Between drawings, paintings, sculptures, accumulations of objects, collages and photographs, we delve into a visual and emotional journey through the creative universes of one hundred authors whose works explore and reveal inner worlds, passions, anxieties, dreams and revolts. If some of the works on display attract attention due to their naive, colorful and vibrant character, such as the enormous muscular male figures – os bodybuilders – by Misleidys Pedroso (1985) painted on cardboard, cut out and glued at the edges with small pieces of brown tape, and the surrealist ceramic pieces by the Portuguese artist Mónica Machado (1966) which, inspired by the imagery of popular culture, seem to float above their supports in a profusion of colorful shapes and figures, others provoke a feeling of discomfort and restlessness in the visitor, an example of which is the pictorial universe of Dado (1933-2010) when portraying human violence.
In another exhibition, photography emerges as an artistic expression within the world of Art Brut in the performative portraits and self-portraits of Machcinski (1942-2022), who transforms himself into fictional or appropriated characters, and of Bascoulard (1913-1978), in which he questions distinctions and gender issues. Still in the field of photography, highlights include the staged photographs of Eugene von Bruenchenhein (1910-1983) of his wife, in a style that ranges from the naive to the erotic, and the powerful and macabre images of Cuban artist Jorge Alberto Cadi (1963), which include crosses, severed heads, and hand-sewn eyes as a way of revealing hidden meanings in family scenes.
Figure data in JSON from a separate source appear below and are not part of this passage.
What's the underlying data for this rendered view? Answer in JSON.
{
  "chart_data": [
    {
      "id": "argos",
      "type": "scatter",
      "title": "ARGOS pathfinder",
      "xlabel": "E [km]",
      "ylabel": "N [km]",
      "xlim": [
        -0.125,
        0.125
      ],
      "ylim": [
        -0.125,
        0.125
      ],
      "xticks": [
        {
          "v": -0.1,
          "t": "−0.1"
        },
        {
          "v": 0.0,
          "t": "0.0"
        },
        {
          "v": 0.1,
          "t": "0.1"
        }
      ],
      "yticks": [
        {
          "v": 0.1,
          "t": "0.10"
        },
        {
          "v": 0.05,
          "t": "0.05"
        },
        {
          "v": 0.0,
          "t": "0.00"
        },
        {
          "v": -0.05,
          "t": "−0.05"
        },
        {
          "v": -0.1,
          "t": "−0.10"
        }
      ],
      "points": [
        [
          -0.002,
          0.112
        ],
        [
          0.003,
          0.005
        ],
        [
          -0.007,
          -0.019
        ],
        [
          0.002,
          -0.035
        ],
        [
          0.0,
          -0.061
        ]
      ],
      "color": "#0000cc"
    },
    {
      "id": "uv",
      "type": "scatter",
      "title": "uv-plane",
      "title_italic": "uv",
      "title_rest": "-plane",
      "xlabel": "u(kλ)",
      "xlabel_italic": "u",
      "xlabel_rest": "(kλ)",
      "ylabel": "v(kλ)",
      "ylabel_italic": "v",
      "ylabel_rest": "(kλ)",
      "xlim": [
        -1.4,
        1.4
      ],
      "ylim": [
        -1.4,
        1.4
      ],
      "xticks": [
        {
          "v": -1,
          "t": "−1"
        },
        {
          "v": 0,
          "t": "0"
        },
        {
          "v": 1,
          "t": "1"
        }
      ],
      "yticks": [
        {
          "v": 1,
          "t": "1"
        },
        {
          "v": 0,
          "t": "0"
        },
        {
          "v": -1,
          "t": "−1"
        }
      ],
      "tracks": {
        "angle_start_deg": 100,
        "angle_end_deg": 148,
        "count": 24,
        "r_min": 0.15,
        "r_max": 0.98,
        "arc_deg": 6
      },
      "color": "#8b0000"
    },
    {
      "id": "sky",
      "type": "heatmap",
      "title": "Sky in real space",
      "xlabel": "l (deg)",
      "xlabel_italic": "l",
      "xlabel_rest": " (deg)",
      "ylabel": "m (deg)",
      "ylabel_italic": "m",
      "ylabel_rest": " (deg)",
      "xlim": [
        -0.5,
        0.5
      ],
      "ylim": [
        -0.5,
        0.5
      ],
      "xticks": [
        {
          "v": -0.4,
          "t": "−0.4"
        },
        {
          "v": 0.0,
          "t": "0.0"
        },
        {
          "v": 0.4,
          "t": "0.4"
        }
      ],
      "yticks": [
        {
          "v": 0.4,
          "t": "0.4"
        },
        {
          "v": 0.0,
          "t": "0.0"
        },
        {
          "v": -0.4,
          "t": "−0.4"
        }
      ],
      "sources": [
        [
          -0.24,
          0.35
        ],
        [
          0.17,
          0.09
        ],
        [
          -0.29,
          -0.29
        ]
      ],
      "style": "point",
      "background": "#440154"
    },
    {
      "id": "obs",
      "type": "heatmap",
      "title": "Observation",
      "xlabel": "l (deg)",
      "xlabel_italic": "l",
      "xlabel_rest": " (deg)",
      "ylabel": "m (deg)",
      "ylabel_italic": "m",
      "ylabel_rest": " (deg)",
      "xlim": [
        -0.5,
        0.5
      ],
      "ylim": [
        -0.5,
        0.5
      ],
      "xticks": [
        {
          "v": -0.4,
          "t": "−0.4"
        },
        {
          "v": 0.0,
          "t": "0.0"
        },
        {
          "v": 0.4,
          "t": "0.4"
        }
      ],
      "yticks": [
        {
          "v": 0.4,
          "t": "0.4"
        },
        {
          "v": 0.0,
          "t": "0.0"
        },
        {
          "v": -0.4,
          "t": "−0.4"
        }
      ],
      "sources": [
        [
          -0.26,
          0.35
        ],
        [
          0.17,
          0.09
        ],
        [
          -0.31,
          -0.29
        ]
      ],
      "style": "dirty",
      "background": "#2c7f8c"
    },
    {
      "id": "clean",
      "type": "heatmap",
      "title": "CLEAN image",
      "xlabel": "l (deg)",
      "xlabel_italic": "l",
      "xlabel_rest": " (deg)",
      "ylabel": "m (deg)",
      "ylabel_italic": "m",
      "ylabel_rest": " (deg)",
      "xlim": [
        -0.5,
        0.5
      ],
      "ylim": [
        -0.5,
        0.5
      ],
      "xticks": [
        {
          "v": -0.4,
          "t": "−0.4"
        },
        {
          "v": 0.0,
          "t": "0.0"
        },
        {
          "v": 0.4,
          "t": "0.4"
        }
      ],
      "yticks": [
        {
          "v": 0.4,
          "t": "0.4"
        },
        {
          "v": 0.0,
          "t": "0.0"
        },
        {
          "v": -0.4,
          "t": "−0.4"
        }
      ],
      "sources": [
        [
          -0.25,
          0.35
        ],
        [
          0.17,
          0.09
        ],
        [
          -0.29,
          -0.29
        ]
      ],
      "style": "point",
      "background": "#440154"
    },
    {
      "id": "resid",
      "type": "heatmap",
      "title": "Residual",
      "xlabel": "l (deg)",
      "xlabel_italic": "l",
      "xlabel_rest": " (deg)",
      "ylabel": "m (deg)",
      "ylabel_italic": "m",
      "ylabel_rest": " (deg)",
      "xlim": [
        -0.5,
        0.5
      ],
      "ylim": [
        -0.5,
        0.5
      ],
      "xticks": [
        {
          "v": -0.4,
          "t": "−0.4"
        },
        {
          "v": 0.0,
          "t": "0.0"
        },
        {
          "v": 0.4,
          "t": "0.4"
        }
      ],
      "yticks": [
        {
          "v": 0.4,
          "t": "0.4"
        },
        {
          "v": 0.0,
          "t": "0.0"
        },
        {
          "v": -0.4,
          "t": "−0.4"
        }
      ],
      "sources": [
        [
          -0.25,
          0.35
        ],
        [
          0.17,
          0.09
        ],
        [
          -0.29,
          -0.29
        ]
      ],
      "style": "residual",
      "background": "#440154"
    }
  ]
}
Of particular note are the drawings by the most renowned Portuguese artist of Art Brut in Portugal and abroad, Jaime Fernandes (1899-1969), whose meticulous and repetitive gestures give form to dense human figures with intense gazes, half-open mouths and fallen or raised arms, occupying the entirety of the reduced dimensions of the sheets of paper.
Imposing itself through the representation of the diversity of Brut Art and its multiple expressions, Espírito Singular presents us with works that reflect a deep and personal involvement of its authors with artistic expression, the result of their unique life trajectories, where the conventional gives way to the authentic and the original.
The exhibition is open until November 23.